Anam iyi bir dengbêjmiş, şevhuherklerde çok türkü söylemiş. Çiyayi Agirinin
tepesine bakıp Hüseyno'nun, Bekiro'nun, Zahiro!nun stranlarını, kılamlarını,
destanlarını söylermiş hep… Şimdi anam da mahpus! Susuyor! Eriyor!"
Gözlerinde çiy damlaları… Ana sevilmez mi?
"Ona toprağı lazım. Öyle de bir vasiyet etti ki
belimi büktü! "Beni toprağıma götür Ramo, Çiyayi Agıriye! "Nasıl
götüreyim? Çoluk çocuk… Avradın hastalığı… Elde de bir şey yok. Araba parası,
ilaçlama parası…"
Birden babam düştü aklıma. Benden bir şey isteyecekti
babam ve ben isteğini yerine getiremeyecektim!.. Koltuğa dayadığım tabloyu
aldım, dizime yatırdım.
Arifiye. Fındık işçilerinin son durağı. Biraz merak, biraz
ürkeklik… Ağlayan çocuklar, esneyen yaşlılar… Tası-tarağı indirme telaşı…

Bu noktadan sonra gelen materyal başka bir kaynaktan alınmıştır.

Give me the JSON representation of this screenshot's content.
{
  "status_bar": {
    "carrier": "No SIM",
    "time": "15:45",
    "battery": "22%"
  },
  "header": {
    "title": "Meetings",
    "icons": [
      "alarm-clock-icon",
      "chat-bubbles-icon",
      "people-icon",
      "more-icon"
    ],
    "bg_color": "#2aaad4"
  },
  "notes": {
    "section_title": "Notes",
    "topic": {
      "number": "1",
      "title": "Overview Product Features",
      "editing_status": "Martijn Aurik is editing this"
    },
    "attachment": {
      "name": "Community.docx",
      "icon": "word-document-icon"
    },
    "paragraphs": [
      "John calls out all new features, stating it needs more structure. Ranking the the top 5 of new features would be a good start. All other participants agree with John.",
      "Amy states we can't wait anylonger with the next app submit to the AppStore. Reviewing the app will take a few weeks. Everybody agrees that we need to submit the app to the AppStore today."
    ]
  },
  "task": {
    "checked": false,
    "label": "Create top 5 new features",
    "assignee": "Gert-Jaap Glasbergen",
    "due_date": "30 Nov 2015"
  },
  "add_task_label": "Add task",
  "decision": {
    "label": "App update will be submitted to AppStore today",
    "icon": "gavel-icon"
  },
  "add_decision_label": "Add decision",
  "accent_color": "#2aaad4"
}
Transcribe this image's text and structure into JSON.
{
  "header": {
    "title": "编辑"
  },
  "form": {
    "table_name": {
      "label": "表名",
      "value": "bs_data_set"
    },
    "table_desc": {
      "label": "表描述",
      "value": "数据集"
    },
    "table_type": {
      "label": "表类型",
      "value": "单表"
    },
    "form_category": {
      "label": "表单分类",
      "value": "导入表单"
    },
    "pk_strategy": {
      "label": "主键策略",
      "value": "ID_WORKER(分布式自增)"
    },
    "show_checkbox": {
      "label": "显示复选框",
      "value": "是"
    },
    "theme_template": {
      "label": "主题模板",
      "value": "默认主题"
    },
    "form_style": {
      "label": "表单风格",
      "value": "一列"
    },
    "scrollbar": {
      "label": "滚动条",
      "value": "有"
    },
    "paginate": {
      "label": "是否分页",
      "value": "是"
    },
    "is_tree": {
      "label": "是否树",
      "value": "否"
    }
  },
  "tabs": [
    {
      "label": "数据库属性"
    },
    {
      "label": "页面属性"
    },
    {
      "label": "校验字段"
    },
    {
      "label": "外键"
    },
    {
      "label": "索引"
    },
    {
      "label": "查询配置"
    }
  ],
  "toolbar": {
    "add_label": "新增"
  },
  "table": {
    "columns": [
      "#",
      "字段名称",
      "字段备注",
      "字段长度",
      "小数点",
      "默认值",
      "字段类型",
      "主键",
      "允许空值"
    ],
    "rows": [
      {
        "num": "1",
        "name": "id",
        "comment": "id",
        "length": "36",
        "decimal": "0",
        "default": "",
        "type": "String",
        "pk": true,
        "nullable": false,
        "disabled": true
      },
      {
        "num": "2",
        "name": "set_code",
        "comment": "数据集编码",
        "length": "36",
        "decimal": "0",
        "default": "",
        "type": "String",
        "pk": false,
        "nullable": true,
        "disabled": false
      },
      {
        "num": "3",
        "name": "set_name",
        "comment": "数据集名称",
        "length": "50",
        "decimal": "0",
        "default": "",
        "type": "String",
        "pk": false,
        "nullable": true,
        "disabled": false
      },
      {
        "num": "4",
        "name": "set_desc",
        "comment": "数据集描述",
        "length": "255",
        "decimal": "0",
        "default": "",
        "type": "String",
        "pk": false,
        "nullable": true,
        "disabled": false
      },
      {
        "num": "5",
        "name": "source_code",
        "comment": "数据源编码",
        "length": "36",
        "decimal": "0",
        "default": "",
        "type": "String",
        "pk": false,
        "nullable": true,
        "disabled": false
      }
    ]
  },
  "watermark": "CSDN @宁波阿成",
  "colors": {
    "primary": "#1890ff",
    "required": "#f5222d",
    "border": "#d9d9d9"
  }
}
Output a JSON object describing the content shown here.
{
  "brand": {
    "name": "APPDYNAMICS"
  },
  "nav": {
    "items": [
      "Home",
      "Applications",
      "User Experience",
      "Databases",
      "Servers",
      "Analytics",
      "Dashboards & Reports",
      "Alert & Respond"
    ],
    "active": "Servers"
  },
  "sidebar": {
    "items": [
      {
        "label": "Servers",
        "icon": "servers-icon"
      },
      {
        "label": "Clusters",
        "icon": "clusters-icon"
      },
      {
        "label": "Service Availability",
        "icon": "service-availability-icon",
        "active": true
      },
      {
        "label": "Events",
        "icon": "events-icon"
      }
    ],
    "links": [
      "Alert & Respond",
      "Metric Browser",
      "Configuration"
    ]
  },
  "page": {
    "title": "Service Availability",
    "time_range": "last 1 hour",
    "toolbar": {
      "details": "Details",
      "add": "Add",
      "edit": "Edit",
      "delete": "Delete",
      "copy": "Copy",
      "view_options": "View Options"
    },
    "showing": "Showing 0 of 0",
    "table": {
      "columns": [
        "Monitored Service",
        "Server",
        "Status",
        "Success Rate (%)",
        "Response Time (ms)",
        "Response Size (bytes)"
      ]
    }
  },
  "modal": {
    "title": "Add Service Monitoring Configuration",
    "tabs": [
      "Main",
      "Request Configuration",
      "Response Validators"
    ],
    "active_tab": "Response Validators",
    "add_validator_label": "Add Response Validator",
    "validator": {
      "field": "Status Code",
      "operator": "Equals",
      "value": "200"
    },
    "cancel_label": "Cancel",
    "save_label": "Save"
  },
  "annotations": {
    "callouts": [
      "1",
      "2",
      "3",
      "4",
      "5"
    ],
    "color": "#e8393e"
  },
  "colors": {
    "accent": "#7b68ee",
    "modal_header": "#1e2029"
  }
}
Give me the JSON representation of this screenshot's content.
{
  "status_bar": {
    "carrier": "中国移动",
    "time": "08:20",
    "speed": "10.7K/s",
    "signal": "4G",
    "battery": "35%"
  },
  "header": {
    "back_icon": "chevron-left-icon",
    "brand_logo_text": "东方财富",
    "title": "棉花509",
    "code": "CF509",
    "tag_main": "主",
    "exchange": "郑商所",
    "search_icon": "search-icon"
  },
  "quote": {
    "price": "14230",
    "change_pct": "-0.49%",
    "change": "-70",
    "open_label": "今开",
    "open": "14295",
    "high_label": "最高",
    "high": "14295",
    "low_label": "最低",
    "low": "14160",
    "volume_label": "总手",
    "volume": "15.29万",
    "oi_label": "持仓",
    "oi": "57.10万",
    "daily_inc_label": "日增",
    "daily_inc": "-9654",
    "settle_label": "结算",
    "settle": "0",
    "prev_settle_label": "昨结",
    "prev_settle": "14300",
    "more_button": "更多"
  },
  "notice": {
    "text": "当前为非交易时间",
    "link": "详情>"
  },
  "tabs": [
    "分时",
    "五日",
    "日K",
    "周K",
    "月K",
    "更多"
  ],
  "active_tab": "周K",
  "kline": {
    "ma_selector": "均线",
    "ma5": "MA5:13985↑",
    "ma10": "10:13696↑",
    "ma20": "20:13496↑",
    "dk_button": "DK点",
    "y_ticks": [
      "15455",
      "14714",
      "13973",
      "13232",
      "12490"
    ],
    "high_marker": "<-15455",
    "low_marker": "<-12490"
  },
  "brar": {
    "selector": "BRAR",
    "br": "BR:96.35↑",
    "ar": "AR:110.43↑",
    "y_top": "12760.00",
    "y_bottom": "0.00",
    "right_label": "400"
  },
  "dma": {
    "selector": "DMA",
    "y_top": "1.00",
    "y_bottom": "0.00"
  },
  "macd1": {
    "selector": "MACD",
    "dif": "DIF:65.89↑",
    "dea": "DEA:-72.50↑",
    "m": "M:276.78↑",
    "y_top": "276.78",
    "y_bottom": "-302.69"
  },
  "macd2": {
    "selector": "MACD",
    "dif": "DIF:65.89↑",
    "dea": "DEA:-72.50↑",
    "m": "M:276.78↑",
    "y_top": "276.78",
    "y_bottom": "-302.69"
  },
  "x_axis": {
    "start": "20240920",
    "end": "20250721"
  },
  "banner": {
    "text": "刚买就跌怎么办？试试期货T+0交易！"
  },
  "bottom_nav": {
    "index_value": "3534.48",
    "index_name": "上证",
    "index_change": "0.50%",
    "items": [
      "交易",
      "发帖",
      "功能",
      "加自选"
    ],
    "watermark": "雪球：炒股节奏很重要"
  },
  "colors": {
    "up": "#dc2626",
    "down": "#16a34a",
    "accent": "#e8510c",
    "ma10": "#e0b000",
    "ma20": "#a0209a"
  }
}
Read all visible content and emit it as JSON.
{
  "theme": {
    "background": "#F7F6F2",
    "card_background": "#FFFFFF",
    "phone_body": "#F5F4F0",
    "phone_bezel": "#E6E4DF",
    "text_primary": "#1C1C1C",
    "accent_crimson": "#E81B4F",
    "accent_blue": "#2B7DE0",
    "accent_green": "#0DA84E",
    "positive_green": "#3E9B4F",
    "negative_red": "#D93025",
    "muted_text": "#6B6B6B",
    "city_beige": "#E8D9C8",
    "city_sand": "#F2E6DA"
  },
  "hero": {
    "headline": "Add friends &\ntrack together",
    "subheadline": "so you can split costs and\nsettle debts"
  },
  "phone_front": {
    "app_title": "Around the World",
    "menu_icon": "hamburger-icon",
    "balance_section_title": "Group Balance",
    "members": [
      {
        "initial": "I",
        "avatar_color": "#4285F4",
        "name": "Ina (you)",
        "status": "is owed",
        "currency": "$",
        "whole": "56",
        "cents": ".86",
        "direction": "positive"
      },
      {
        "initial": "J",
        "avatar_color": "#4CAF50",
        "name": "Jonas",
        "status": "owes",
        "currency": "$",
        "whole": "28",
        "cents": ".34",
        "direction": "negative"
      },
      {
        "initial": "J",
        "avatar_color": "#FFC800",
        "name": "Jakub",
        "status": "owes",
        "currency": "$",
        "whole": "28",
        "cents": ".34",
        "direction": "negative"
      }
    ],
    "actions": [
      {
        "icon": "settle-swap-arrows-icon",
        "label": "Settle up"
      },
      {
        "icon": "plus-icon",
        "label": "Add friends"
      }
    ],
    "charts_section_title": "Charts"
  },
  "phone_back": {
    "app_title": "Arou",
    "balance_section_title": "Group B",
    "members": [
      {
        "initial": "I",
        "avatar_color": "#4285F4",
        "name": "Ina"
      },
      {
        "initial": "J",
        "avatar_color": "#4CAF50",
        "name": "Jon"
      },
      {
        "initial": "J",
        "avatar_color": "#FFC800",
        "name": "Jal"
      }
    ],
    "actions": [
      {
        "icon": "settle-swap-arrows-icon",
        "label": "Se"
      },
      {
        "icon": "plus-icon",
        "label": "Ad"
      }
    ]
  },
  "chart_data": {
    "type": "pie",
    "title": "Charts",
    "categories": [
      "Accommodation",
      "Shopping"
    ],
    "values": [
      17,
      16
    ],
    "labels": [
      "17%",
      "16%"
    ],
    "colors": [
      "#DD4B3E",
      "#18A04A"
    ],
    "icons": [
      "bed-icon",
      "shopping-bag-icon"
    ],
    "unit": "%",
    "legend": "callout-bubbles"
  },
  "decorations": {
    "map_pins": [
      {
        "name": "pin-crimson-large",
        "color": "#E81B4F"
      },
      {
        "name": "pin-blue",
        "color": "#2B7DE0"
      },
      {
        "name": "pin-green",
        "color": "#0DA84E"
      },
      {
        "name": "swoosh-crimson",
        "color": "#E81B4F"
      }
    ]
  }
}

Yükünden kurtulan hamalın mutluluğu… Yanımızdakiler çoktan inmişlerdi. Ramo'yla göz göze geldik. İlk kez
sıcacıktı bakışları.
"Kardaş, arka vagonda torbalarım var. Bir el atsan,
zahmet olmazsa!"
Biri diğerinden ağır, orta boy yedi çuval indirdik.
Sormadan edemedim.
"Anamın vasiyeti. Baktım anamı toprağına
götüremiyorum, bari toprağını getireyim dedim. Mezarın altına, üstüne… Rahat
etsin fukara!"
Namussuz hamal, ya Allah'ı, çekti, hemen! Helalleştik.
Yerime oturdum. Başım ellerimin arasında. Gözlerim kapalı. Dilimde, Ramooo!
Ramooo! Ramooo! Ve tablo! Sımsıkı tuttum tabloyu.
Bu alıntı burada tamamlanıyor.